Recently as I lecture and conduct workshops I have been asking people who run simulations how often they do assessments with their simulations. The answers are astounding. Every time there are a few too many people reporting that they are performing assessments less than 100% of the time that they run their simulations. Then they are shocked when I tell them that they do assessments EVERY TIME they run their simulations.
While some of this may be a bit of a play on words there should be careful consideration given to the fact that each time we run a simulation scenario we must be assessing the student(s) that are the learners. If we are going to deliver feedback, whether intrinsic to the design of the simulation, or promote discovery during a debriefing process, somewhere at some point we had to decide what we thought they did well and identify areas for needed improvement. To be able to do this you had to perform an assessment.
Now let’s dissect a bit. Many people tend to equate the word assessment with some sort of grade assignment. Classically we think of a test that may have some threshold of passing or failing or contribute in some way to figure out if someone has mastered certain learnings. Often this may be part of the steps one needs to move on, graduate, or perhaps obtain a license to practice. The technical term for this type of assessment is summative. People in healthcare are all too familiar with such types of assessment!
Other times however, assessments can be made periodically with a goal of NOT whether someone has mastered something, but with more of a focus of figuring out what one needs to do to get better at what they are trying to learn. The technical term for this is formative assessment. Stated another way, formative assessment is used to promote more learning while summative assesses whether something was learned.
When things can get even more confusing is when assessment activities can have components or traits of both types of assessment activities. None the less, what is less important then the technical details is the self-realization and acceptance of simulation faculty members that every time you observe a simulation and then lead a debriefing you are conducting an assessment.

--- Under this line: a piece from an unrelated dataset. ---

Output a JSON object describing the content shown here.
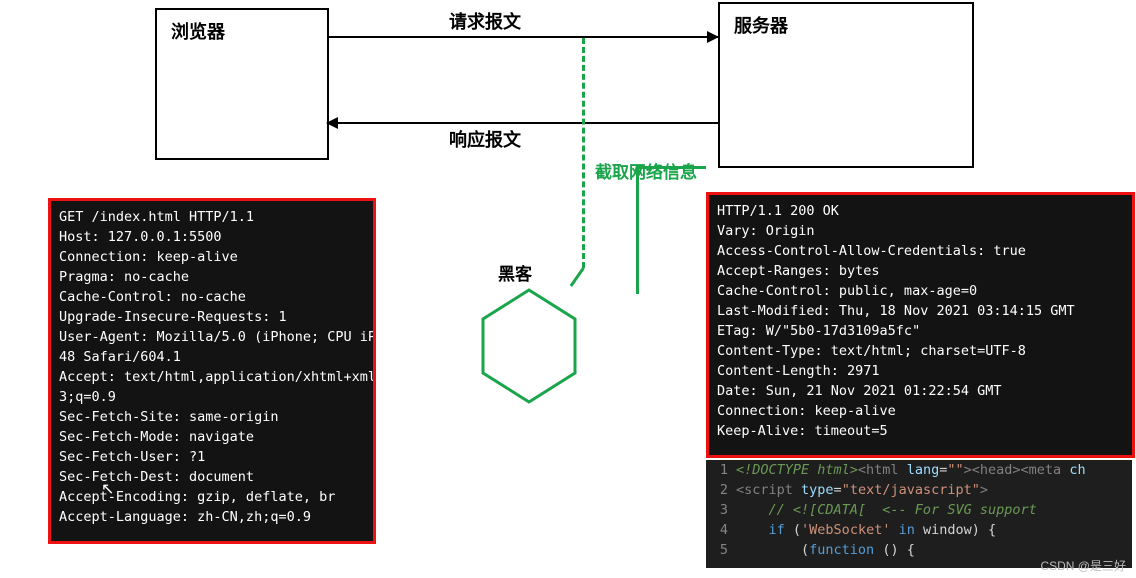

Such realization should allow you to understand that there is really no such thing as non-judgmental debriefing or non-judgement observations of a simulation-based learning encounter. All goal directed debriefing MUST be predicated upon someone’s judgement of the performance of the participant(s) of the simulation. Elsewise you cannot provide and optimally promote discovery of the needed understanding of areas that require improvement, and/or understanding of the topic, skills, or decisions that were carried out correctly during the simulation.
So, if you are going to take the time and effort to conduct simulations, please be sure and understand that assessment, and rendering judgement of performance, is an integral part of the learning process. Once this concept is fully embraced by the simulation educator greater clarity can be gained in ways to optimize assessment vantage points in the design of simulations. Deciding the assessment goals with some specificity early in the process of simulation scenario design can lead to better decisions associated design elements of the scenario. The optimizing of scenario design to enhance “assess-ability” will help you whether you are applying your assessments in a formative or summative way!
So, go forth and create, facilitate and debrief simulation-based learning encounters with a keen fresh new understanding that every simulation is an assessment!